Martin McCandra (also spelled McCandron, McCandria, McCandraw) was from Stillwater, Minnesota. He mustered in to Company B, 6th Wisconsin Volunteer Infantry on June 10, 1861. He was detached to Battery B June 7, 1862. He was killed at Antietam September 17, 1862 and buried on the field. He was removed from the battlefield in 1866 and reinterred in Antietam National Cemetery on November 9, 1866 in grave #3348 in the Wisconsin Section.
Private Martin McCandra
Private Hiram Kell Whitaker was born April 13, 1841 in Indiana, the 7th child of Joseph and Mary Boswell Whitaker. He was living in Royalton Township, Berrien County, Michigan when he mustered into Company G, 6th Wisconsin Volunteer Infantry on June 11, 1861. Whitaker was 20 years old. He was on detached service with Battery B when he was killed in action on September 17, 1862. Hiram Whitaker had 2 brothers Joseph (1846-1864) and William (1834-1863) who served in the civil war. Both reportedly died while prisoners of war. The cenotaph pictured below was erected in Baintertown Cemetery, New Paris, Elkhart County, Indiana in memory of Hiram and his younger brother Joseph.
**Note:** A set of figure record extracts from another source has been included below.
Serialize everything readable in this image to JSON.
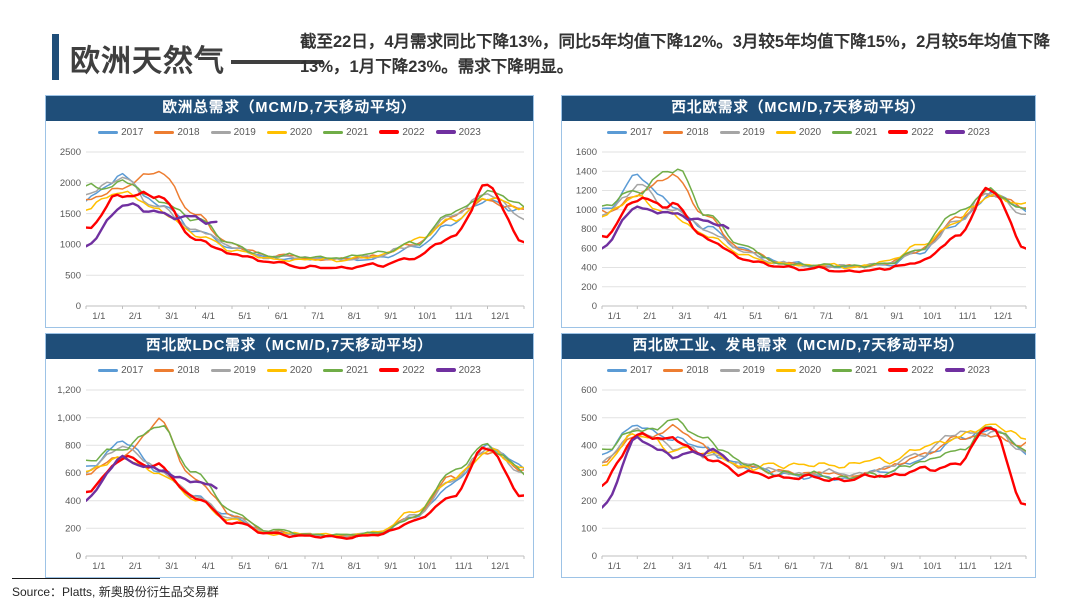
{
  "header": {
    "title": "欧洲天然气",
    "subtitle": "截至22日，4月需求同比下降13%，同比5年均值下降12%。3月较5年均值下降15%，2月较5年均值下降13%，1月下降23%。需求下降明显。"
  },
  "footer": {
    "source": "Source：Platts, 新奥股份衍生品交易群"
  },
  "theme": {
    "accent": "#1F4E79",
    "panel_border": "#9DC3E6",
    "grid_line": "#E2E2E2",
    "axis_line": "#BFBFBF",
    "axis_text": "#595959"
  },
  "chart_data": [
    {
      "type": "line",
      "title": "欧洲总需求（MCM/D,7天移动平均）",
      "legend_position": "top",
      "grid": true,
      "x_ticks": [
        "1/1",
        "2/1",
        "3/1",
        "4/1",
        "5/1",
        "6/1",
        "7/1",
        "8/1",
        "9/1",
        "10/1",
        "11/1",
        "12/1"
      ],
      "ylim": [
        0,
        2500
      ],
      "y_ticks": [
        0,
        500,
        1000,
        1500,
        2000,
        2500
      ],
      "y_tick_labels": [
        "0",
        "500",
        "1000",
        "1500",
        "2000",
        "2500"
      ],
      "series": [
        {
          "name": "2017",
          "color": "#5B9BD5",
          "thick": false,
          "monthly_values": [
            1750,
            2100,
            1650,
            1250,
            950,
            800,
            780,
            760,
            800,
            950,
            1350,
            1700,
            1500
          ]
        },
        {
          "name": "2018",
          "color": "#ED7D31",
          "thick": false,
          "monthly_values": [
            1700,
            1900,
            2150,
            1500,
            1000,
            820,
            780,
            760,
            800,
            1000,
            1400,
            1750,
            1550
          ]
        },
        {
          "name": "2019",
          "color": "#A5A5A5",
          "thick": false,
          "monthly_values": [
            1850,
            2050,
            1600,
            1250,
            950,
            800,
            780,
            770,
            820,
            980,
            1450,
            1800,
            1450
          ]
        },
        {
          "name": "2020",
          "color": "#FFC000",
          "thick": false,
          "monthly_values": [
            1650,
            1850,
            1550,
            1150,
            900,
            790,
            770,
            750,
            820,
            1050,
            1400,
            1750,
            1600
          ]
        },
        {
          "name": "2021",
          "color": "#70AD47",
          "thick": false,
          "monthly_values": [
            1900,
            2000,
            1750,
            1400,
            1000,
            820,
            800,
            780,
            830,
            1000,
            1500,
            1850,
            1600
          ]
        },
        {
          "name": "2022",
          "color": "#FF0000",
          "thick": true,
          "monthly_values": [
            1300,
            1800,
            1750,
            1100,
            850,
            700,
            650,
            630,
            680,
            800,
            1100,
            1900,
            1050
          ]
        },
        {
          "name": "2023",
          "color": "#7030A0",
          "thick": true,
          "monthly_values": [
            1000,
            1650,
            1500,
            1400
          ],
          "end_month": 3.7,
          "end_value": 1300
        }
      ]
    },
    {
      "type": "line",
      "title": "西北欧需求（MCM/D,7天移动平均）",
      "legend_position": "top",
      "grid": true,
      "x_ticks": [
        "1/1",
        "2/1",
        "3/1",
        "4/1",
        "5/1",
        "6/1",
        "7/1",
        "8/1",
        "9/1",
        "10/1",
        "11/1",
        "12/1"
      ],
      "ylim": [
        0,
        1600
      ],
      "y_ticks": [
        0,
        200,
        400,
        600,
        800,
        1000,
        1200,
        1400,
        1600
      ],
      "y_tick_labels": [
        "0",
        "200",
        "400",
        "600",
        "800",
        "1000",
        "1200",
        "1400",
        "1600"
      ],
      "series": [
        {
          "name": "2017",
          "color": "#5B9BD5",
          "thick": false,
          "monthly_values": [
            1000,
            1320,
            1050,
            800,
            580,
            450,
            420,
            400,
            430,
            560,
            850,
            1150,
            1000
          ]
        },
        {
          "name": "2018",
          "color": "#ED7D31",
          "thick": false,
          "monthly_values": [
            950,
            1150,
            1390,
            900,
            600,
            460,
            420,
            400,
            430,
            580,
            900,
            1180,
            1020
          ]
        },
        {
          "name": "2019",
          "color": "#A5A5A5",
          "thick": false,
          "monthly_values": [
            950,
            1250,
            1000,
            780,
            560,
            440,
            410,
            400,
            440,
            570,
            880,
            1200,
            950
          ]
        },
        {
          "name": "2020",
          "color": "#FFC000",
          "thick": false,
          "monthly_values": [
            920,
            1150,
            950,
            720,
            540,
            430,
            420,
            410,
            450,
            620,
            870,
            1180,
            1050
          ]
        },
        {
          "name": "2021",
          "color": "#70AD47",
          "thick": false,
          "monthly_values": [
            1050,
            1200,
            1440,
            950,
            620,
            450,
            430,
            410,
            440,
            580,
            950,
            1220,
            1000
          ]
        },
        {
          "name": "2022",
          "color": "#FF0000",
          "thick": true,
          "monthly_values": [
            720,
            1100,
            1050,
            680,
            500,
            400,
            380,
            360,
            390,
            480,
            700,
            1230,
            600
          ]
        },
        {
          "name": "2023",
          "color": "#7030A0",
          "thick": true,
          "monthly_values": [
            610,
            1020,
            950,
            870
          ],
          "end_month": 3.7,
          "end_value": 800
        }
      ]
    },
    {
      "type": "line",
      "title": "西北欧LDC需求（MCM/D,7天移动平均）",
      "legend_position": "top",
      "grid": true,
      "x_ticks": [
        "1/1",
        "2/1",
        "3/1",
        "4/1",
        "5/1",
        "6/1",
        "7/1",
        "8/1",
        "9/1",
        "10/1",
        "11/1",
        "12/1"
      ],
      "ylim": [
        0,
        1200
      ],
      "y_ticks": [
        0,
        200,
        400,
        600,
        800,
        1000,
        1200
      ],
      "y_tick_labels": [
        "0",
        "200",
        "400",
        "600",
        "800",
        "1,000",
        "1,200"
      ],
      "series": [
        {
          "name": "2017",
          "color": "#5B9BD5",
          "thick": false,
          "monthly_values": [
            650,
            830,
            620,
            420,
            280,
            170,
            150,
            140,
            160,
            280,
            520,
            780,
            650
          ]
        },
        {
          "name": "2018",
          "color": "#ED7D31",
          "thick": false,
          "monthly_values": [
            600,
            720,
            950,
            550,
            300,
            180,
            155,
            145,
            165,
            290,
            560,
            750,
            620
          ]
        },
        {
          "name": "2019",
          "color": "#A5A5A5",
          "thick": false,
          "monthly_values": [
            620,
            800,
            620,
            430,
            270,
            170,
            150,
            145,
            170,
            280,
            550,
            800,
            600
          ]
        },
        {
          "name": "2020",
          "color": "#FFC000",
          "thick": false,
          "monthly_values": [
            600,
            720,
            600,
            400,
            260,
            165,
            155,
            150,
            175,
            320,
            540,
            760,
            650
          ]
        },
        {
          "name": "2021",
          "color": "#70AD47",
          "thick": false,
          "monthly_values": [
            700,
            780,
            950,
            600,
            330,
            180,
            160,
            150,
            170,
            290,
            600,
            800,
            620
          ]
        },
        {
          "name": "2022",
          "color": "#FF0000",
          "thick": true,
          "monthly_values": [
            450,
            700,
            650,
            420,
            250,
            160,
            145,
            135,
            155,
            250,
            420,
            800,
            430
          ]
        },
        {
          "name": "2023",
          "color": "#7030A0",
          "thick": true,
          "monthly_values": [
            420,
            700,
            620,
            540
          ],
          "end_month": 3.7,
          "end_value": 480
        }
      ]
    },
    {
      "type": "line",
      "title": "西北欧工业、发电需求（MCM/D,7天移动平均）",
      "legend_position": "top",
      "grid": true,
      "x_ticks": [
        "1/1",
        "2/1",
        "3/1",
        "4/1",
        "5/1",
        "6/1",
        "7/1",
        "8/1",
        "9/1",
        "10/1",
        "11/1",
        "12/1"
      ],
      "ylim": [
        0,
        600
      ],
      "y_ticks": [
        0,
        100,
        200,
        300,
        400,
        500,
        600
      ],
      "y_tick_labels": [
        "0",
        "100",
        "200",
        "300",
        "400",
        "500",
        "600"
      ],
      "series": [
        {
          "name": "2017",
          "color": "#5B9BD5",
          "thick": false,
          "monthly_values": [
            370,
            470,
            420,
            380,
            330,
            300,
            290,
            280,
            300,
            350,
            420,
            450,
            380
          ]
        },
        {
          "name": "2018",
          "color": "#ED7D31",
          "thick": false,
          "monthly_values": [
            350,
            440,
            460,
            390,
            320,
            310,
            300,
            290,
            310,
            360,
            430,
            440,
            400
          ]
        },
        {
          "name": "2019",
          "color": "#A5A5A5",
          "thick": false,
          "monthly_values": [
            340,
            460,
            400,
            370,
            330,
            310,
            300,
            295,
            320,
            370,
            440,
            450,
            380
          ]
        },
        {
          "name": "2020",
          "color": "#FFC000",
          "thick": false,
          "monthly_values": [
            330,
            440,
            390,
            360,
            320,
            330,
            340,
            330,
            340,
            390,
            430,
            470,
            420
          ]
        },
        {
          "name": "2021",
          "color": "#70AD47",
          "thick": false,
          "monthly_values": [
            380,
            450,
            480,
            420,
            340,
            300,
            290,
            280,
            300,
            340,
            380,
            460,
            390
          ]
        },
        {
          "name": "2022",
          "color": "#FF0000",
          "thick": true,
          "monthly_values": [
            260,
            430,
            420,
            350,
            300,
            290,
            280,
            270,
            290,
            310,
            330,
            470,
            180
          ]
        },
        {
          "name": "2023",
          "color": "#7030A0",
          "thick": true,
          "monthly_values": [
            180,
            420,
            360,
            380
          ],
          "end_month": 3.7,
          "end_value": 350
        }
      ]
    }
  ]
}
Find A Grave Photo L. Litchfield
Smith Young was a resident of Berrien County, Michigan when he enlisted in Company G, 6th Wisconsin Infantry on June 11, 1861. He was detached to serve with Battery B on September 12, 1862 and killed in action on September 17.
Henry Brown, Sylvester Fort, Hiram Whitaker and Smith Young were probably all buried on the Antietam battlefield after the fighting ceased. If they were removed to Antietam National Cemetery in 1866 they are among the unknown.
The battle of Antietam remains the single bloodiest day in all American military history, where in 12 hours of fighting over 23,000 Americans were listed as killed, wounded, captured or missing. Battery B's casualties on that fateful September day, 155 years ago, rank as the third highest of any regular artillery battery in combat during the war. May they all rest in peace on hallowed ground.
Information comes from Indiana, New York and Wisconsin Regimental Rosters, U. S. Census Records, U. S. Army Register of Enlistments, "The Utah Expedition", James Stewart, "The Cannoneer", Augustus C. Buell, "Personal Recollections of the Civil War", John Gibbon.